EXERCISES WILL BE HELD AT 8.30; SERVICE AT 8.45

NO WRITER ATTRIBUTED

Exercises in honor of the 313th anniversary of the birth of John Harvard will be held under the auspices of the Harvard Memorial Society today. At 8.30 all the members of the University are invited to gather in front of the famous founder's statue in the Delta near Memorial Hall. D. T. W. McCord '21, treasurer of the Society, and Theodore Dunham '21, archivist of the Society, will place wreaths upon the statue, and Hamilton MacFadden '21, secretary of the Society, will deliver a short address. Then the audience, including one hundred members of the University Glee Club, will sing "Fair Harvard." After that, at 8.45, there will be a special John Harvard service held in Appleton Chapel.

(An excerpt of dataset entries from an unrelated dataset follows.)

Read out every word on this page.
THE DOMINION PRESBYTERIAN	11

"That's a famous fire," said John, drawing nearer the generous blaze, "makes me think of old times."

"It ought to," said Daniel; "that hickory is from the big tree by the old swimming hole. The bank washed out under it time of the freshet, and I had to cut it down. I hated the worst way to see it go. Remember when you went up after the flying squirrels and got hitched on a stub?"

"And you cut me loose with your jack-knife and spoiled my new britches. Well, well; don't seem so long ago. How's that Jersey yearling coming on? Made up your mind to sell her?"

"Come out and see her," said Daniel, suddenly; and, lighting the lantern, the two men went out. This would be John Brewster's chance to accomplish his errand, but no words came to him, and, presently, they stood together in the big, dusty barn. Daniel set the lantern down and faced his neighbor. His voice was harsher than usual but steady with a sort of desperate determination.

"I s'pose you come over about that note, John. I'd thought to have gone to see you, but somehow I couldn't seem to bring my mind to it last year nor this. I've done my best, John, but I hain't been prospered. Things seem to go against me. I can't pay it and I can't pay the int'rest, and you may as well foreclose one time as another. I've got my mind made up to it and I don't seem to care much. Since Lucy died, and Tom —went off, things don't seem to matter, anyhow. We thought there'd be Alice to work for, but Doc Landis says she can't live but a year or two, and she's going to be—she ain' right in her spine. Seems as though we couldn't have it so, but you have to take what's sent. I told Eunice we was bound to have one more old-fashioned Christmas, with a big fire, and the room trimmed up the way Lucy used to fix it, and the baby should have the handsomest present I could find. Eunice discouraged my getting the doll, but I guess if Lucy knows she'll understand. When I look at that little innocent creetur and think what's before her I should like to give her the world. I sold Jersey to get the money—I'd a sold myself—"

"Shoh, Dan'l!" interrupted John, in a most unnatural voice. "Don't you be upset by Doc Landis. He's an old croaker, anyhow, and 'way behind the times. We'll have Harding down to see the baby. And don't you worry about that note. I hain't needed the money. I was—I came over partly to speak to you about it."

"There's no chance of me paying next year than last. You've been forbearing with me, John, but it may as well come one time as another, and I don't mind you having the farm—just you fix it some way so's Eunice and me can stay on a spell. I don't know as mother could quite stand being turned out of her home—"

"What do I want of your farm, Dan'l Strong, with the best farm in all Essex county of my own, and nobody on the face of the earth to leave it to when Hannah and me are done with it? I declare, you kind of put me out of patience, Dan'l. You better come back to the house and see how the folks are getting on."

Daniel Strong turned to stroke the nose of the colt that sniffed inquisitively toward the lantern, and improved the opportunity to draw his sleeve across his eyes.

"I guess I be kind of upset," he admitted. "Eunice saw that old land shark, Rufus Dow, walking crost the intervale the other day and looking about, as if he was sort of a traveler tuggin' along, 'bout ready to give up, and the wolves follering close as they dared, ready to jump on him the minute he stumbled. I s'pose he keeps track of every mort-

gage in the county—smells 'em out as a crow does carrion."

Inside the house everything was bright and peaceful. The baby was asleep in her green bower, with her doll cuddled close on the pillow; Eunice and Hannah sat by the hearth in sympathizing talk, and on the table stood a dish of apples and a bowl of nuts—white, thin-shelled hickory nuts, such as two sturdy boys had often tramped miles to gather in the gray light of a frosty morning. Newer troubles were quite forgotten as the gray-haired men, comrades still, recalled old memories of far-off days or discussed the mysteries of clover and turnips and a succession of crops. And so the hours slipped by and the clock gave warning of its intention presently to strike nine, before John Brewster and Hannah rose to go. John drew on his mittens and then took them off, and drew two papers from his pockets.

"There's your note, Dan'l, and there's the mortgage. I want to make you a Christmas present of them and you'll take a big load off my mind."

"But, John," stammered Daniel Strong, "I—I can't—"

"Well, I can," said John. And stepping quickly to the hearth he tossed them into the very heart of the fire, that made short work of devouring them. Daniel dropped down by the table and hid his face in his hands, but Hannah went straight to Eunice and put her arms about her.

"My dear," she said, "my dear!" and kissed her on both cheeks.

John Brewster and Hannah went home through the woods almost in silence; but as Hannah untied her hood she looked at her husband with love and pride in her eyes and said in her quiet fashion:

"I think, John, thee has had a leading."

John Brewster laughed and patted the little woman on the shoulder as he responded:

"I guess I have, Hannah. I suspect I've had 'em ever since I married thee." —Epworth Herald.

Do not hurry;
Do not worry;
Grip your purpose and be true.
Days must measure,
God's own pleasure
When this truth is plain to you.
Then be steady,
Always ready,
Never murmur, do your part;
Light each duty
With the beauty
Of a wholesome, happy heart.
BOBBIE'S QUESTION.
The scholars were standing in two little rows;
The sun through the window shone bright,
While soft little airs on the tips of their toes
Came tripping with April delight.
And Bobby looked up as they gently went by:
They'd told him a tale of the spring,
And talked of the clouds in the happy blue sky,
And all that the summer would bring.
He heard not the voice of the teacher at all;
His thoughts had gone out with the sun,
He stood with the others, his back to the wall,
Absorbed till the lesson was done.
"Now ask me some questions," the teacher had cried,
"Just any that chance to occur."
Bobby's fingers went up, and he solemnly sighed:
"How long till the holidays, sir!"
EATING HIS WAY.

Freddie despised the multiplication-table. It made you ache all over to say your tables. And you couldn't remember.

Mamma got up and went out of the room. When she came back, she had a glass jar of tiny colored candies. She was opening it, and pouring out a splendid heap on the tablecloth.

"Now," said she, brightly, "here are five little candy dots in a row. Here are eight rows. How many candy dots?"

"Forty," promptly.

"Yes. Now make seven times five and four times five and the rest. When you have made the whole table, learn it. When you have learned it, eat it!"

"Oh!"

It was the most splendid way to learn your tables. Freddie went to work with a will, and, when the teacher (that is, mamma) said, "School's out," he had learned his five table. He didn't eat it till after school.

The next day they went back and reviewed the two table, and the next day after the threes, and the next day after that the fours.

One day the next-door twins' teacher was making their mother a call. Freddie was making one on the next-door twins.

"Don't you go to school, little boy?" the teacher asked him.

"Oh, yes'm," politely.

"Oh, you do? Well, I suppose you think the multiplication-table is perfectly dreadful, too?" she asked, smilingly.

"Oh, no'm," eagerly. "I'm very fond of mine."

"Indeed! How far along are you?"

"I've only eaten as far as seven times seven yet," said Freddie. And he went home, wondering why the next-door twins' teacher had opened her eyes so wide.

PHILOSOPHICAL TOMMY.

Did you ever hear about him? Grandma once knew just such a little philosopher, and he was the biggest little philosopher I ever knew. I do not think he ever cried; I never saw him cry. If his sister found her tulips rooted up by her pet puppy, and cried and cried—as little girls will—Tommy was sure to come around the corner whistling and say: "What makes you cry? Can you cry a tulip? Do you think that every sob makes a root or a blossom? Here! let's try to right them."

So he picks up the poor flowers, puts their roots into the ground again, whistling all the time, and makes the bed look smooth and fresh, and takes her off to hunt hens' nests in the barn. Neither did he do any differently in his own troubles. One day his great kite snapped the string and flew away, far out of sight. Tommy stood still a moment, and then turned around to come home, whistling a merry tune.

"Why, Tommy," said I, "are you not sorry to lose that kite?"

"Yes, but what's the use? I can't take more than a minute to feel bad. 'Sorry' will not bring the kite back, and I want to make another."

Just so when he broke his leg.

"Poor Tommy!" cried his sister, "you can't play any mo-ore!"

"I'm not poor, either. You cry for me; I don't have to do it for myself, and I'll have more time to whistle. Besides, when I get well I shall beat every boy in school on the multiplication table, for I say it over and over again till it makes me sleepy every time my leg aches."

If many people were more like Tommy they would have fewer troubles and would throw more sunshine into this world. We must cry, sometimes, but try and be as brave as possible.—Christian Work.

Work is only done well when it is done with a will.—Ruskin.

Few of the present day students in the University understand the extent or the character of the service rendered to the University by John Harvard. This Englishman set sail for Massachusetts in 1637, after he had gained the titles of "Bachelor" and "Master" in Emmanuel College, Cambridge University, England. At once he settled near Boston in a district known at that time as Charlestowne and immediately became so interested in the college which had been established at Newtowne in the previous year by order of the General Court that he donated half of his estate, $3900, a large sum in those days, and a library of 300 volumes to the college. For this reason, the institution was named Harvard College in 1639.